EFF has joined the advisory committee of the Christchurch Call to Eliminate Terrorist and Violent Extremist Content Online and will be represented at meetings near the United Nations General Assembly early next week. We have been involved in the process since May, when the government of New Zealand convened more than forty civil society actors in Paris for an honest discussion of the Call’s goals and drawbacks.

We are grateful to New Zealand’s government for working toward greater inclusion of civil society in the conversation around what to do about violent extremism. But, we remain concerned that some of the governments and corporations involved seek to rid the internet of terrorist content regardless of the human cost.

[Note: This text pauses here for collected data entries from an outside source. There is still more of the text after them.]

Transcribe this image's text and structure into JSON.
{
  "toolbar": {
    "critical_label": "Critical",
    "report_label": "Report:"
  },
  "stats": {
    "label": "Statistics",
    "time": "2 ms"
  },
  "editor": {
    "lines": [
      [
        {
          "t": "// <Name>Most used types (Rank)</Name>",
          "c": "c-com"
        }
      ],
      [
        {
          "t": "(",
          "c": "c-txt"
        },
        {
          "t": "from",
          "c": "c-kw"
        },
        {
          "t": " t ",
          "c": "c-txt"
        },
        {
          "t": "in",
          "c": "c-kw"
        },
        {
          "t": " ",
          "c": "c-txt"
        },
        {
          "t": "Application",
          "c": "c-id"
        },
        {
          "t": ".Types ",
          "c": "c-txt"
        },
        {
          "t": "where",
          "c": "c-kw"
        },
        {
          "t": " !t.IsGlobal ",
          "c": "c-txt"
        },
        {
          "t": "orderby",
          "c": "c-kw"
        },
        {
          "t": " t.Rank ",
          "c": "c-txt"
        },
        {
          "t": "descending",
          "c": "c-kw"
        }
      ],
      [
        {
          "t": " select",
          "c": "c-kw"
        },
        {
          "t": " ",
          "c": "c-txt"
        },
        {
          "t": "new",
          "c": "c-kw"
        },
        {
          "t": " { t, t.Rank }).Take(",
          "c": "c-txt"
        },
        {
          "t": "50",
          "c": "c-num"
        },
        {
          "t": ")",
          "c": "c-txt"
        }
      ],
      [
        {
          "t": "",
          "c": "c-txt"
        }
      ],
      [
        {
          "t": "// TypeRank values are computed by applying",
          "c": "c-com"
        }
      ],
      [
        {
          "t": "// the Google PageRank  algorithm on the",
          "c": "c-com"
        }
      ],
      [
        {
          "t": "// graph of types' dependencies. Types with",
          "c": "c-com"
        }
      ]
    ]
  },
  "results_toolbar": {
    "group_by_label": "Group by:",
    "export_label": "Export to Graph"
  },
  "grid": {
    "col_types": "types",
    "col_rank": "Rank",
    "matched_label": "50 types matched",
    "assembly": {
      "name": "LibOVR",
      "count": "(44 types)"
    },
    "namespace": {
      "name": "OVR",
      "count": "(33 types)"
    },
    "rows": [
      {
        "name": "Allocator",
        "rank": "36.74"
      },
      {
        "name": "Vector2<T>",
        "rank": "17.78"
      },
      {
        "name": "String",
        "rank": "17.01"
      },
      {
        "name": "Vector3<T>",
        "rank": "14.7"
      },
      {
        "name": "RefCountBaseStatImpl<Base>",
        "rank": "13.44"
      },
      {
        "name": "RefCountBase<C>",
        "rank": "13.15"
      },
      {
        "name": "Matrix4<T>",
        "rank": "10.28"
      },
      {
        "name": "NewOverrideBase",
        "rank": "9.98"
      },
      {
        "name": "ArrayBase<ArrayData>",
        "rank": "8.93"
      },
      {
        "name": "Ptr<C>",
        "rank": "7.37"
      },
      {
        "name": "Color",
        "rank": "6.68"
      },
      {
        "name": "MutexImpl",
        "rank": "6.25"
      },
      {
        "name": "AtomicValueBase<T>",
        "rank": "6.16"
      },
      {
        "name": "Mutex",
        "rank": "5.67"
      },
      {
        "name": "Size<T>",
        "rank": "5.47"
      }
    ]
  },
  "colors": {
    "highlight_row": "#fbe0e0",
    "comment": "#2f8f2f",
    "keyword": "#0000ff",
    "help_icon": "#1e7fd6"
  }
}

As demonstrated by a paper we released this summer, in conjunction with Witness and Syrian Archive demonstrates, that cost is very real.

At the moment, companies are scrambling to respond to demands to remove extremist content from their platforms. In doing so, however, they risk removing other expression. That includes videos that might be used as evidence in war crimes tribunals; speech from opposition groups that share key identifiers with US-designated terrorist organizations; and, in some cases, benign imagery that happens to contain a banned symbol in the background. While companies have the right to remove extremist content, they must be transparent about their rules and what they remove, and offer users an opportunity to appeal decisions.

Our involvement in the Christchurch Call advisory committee is just one of several ways in which we’re engaged with this topic. We have also been observing the deliberations in the EU over the so-called terrorism regulation, and are watching the debate closely in the US as well. We will also continue our research into the impact of extremist speech regulations on human rights.

We have also spoken recently on the topic, at the Chaos Communications Camp in Germany, and will be speaking again soon at NetHui in Wellington, New Zealand.